Cutting-edge though the best of today’s roof gardens may be, they became particularly fashionable in the early 20th century. ‘Selfridges were early pioneers, with a roof-top garden built in 1921,’ says Sean McEntee, an expert with Savills planning. ‘Kensington Roof Gardens, built in 1938, are grade II-listed.’
Today, roof gardens can vary in quality from a few plant pots and a deck chair above a shop in a run-down part of town to extravagant oases overlooking the kind of streets where only the mega-rich can afford to live.
A six-bedroom property in the heart of Kensington is for sale for £24 million (knightfrank.com). Apart from offering leisure facilities indoors — cinema, bar, swimming pool and gym — the landscaped astro turf roof garden has seating set around an ornate fireplace, surrounded by hedging. But what is the attraction of a roof garden to the ultra wealthy?

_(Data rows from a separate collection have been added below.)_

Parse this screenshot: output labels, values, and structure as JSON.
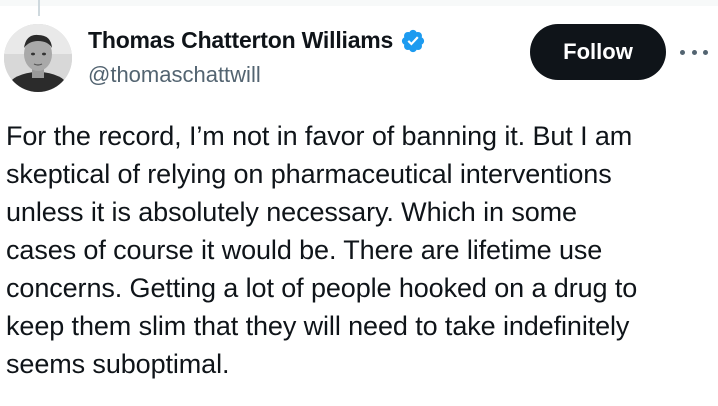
{
  "author": {
    "display_name": "Thomas Chatterton Williams",
    "handle": "@thomaschattwill",
    "verified": true
  },
  "actions": {
    "follow_label": "Follow",
    "more_icon": "more-horizontal-icon"
  },
  "tweet": {
    "lines": [
      "For the record, I’m not in favor of banning it. But I am",
      "skeptical of relying on pharmaceutical interventions",
      "unless it is absolutely necessary. Which in some",
      "cases of course it would be. There are lifetime use",
      "concerns. Getting a lot of people hooked on a drug to",
      "keep them slim that they will need to take indefinitely",
      "seems suboptimal."
    ]
  },
  "colors": {
    "text_primary": "#0f1419",
    "text_secondary": "#536471",
    "follow_bg": "#0f1419",
    "verified_badge": "#1d9bf0"
  }
}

‘They provide greater privacy and security,’ says Fran Moynihan of Savills (savills.com). ‘Even in a densely populated area they are unlikely to be overlooked.’
Although roof gardens undoubtedly add value to a property, they need a good deal of planning. Manoj Malde advises to check that the construction of the roof is strong enough for load bearing.
D rainage is an issue, as you don’t want the roof leaking into the rooms below. If your neighbours also have a roof garden, then you may want screening for privacy. Safety is paramount, so make sure there is a barrier to stop people, plant pots or garden furniture from falling over the edge. The choice of plants, too, is a complex subject.
‘If it is cold at ground level, it’s going to be freezing on the roof,’ says Malde. ‘If it is hot on the ground, it’s going to be scorching on the roof. These conditions cause evaporation in plants, so you must choose the right plants. Consider coastal and Mediterranean plants, as these are able to survive drying conditions.’
Maggie Hall had to address all these problems when she built a bijou roof garden, above her four-storey townhouse in the fashionable Spice Island district of Old Portsmouth, 20 years ago. Being within yards of the waterfront, the roof garden catches the full force of the weather from the English Channel.
‘We decked it, put up railings and laid out pots and hanging baskets that we could take in quickly if the weather turned nasty,’ says Maggie, 56, who is selling the house for £780,000 (fryandkent.com). ‘The views over the Spinnaker Tower and Portsmouth Harbour are fantastic.’